# What physical phenomena are modelled by Chebyshev equation? [closed]

What physical phenomena are modeled by Chebyshev equation? The equation is below

$$(1-x^2) {d^2 y \over d x^2} - x {d y \over d x} + p^2 y ~=~ 0 .$$

I could not find it in Wikipedia or in Google (at least quickly). The answer should be simple for anyone who knows it. I think the answer to such a question should be quickly available but, it's not.

• I don't know about an example, but the Chebyshev polynomials (solutions to the equation) are rather useful for smoothing data sets (akin to Spline interpolation). – Kyle Kanos Nov 6 '14 at 15:08

The Legendre polynomials arise naturally when solving the Poisson equation for a system with spherical symmetry (such as the hydrogen atom).

The Bessel functions arise naturally when solving the Poisson equation for a system with cylindrical symmetry.

In essentially the same way, the Chebyshev equation and its solutions arise when you consider a problem using an elliptical coordinate system.
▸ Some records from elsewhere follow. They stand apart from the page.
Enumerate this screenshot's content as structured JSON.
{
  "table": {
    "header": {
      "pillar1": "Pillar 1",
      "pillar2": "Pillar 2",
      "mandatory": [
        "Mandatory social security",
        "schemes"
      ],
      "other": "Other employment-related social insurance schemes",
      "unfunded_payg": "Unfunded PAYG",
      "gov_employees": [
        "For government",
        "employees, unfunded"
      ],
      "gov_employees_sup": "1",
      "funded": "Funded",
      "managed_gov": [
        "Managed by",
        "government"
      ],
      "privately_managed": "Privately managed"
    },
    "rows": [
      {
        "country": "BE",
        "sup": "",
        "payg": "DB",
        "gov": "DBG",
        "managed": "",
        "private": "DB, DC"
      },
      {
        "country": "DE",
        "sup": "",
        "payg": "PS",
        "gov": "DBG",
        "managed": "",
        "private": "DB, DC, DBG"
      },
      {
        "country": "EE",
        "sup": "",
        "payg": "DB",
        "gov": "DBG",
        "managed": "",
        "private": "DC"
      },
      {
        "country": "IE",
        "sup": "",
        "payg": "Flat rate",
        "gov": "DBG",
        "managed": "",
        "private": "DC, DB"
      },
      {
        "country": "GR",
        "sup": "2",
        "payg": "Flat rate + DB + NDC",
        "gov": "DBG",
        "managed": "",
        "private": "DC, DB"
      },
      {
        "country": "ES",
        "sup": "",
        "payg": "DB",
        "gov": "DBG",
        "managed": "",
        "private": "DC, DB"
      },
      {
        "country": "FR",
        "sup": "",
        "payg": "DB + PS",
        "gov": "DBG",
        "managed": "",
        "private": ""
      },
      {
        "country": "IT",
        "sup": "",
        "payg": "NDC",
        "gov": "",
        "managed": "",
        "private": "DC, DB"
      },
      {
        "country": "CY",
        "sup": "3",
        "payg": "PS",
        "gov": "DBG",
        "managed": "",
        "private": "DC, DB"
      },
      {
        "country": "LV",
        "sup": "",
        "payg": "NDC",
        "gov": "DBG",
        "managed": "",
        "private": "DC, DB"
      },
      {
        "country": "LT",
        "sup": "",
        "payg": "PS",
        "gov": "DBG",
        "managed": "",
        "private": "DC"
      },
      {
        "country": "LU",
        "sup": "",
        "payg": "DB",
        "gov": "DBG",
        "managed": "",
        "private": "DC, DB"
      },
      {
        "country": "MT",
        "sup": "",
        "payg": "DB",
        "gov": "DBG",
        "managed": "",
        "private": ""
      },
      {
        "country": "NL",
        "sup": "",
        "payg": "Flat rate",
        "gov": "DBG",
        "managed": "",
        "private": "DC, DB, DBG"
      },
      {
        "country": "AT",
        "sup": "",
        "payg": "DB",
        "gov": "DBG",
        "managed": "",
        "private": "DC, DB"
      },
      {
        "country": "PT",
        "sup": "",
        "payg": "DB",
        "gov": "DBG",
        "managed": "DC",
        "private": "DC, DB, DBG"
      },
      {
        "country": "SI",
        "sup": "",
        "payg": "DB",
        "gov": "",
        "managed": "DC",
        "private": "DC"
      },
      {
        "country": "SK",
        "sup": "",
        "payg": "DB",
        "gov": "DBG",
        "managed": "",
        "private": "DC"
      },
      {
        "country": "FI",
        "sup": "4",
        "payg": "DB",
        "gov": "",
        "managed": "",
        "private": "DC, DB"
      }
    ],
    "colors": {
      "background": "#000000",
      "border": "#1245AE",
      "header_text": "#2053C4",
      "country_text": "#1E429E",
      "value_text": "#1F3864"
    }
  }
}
I remember a side comment (perhaps in Arfken & Weber?) that all the named "special functions" arise from solving the Poisson equation in different coordinate systems. (I forget which one is toroidal coordinates.)

• +1 Thanks, this is the closest to answering my question (i.e. answering about equation and not polynomial). I don't accept yet, since I need to verify that myself. – Hennadii Madan Sep 23 '15 at 11:59

Chebyshev polynomials are also used in observations of oscillation phenomena, a notable example being the systems of two independent oscillators which plot the Lissajous curves. Chebyshev polynomials arise naturally when considering Lissajous curves with $a=1$ and $b=N$, which turn out to be Chebyshev polynomials of the first kind of degree N.

Anyone who's ever played with an oscilloscope knows that if the ratio of frequencies of some alternating currents passing through the oscilloscope is a natural number (i.e. ${\omega}_{2}=N{\omega}_{1}$) is aware that the oscilloscope plots a line, a parabola etc. (if phases are alligned, or else the curve becomes a general Lissajous curve), those being the first two polynomials.

Despite the similarity of Chebyshev's equation with Legendre's equation, it does not occur often in physics or engineering, however, solutions of Chebyshev's equation are of much importance in topics of numerical analysis such as solution to partial differential equations, smoothing of data and others. While, on the other hand, its close associate Legendre's equation occurs quite often in areas such as electrodynamics and quantum mechanics, among others.

However, if you consider Chebyshev polynomials, they are of tremendous use in case of physical sciences.The Orr-Sommerfeld equation is solved numerically using expansions in Chebyshev polynomials.Then again,these polynomials find extensive use in the optimal control of time-varying linear systems.These are some major applications. Further more, I am linking the Google search page for your interest, if you like.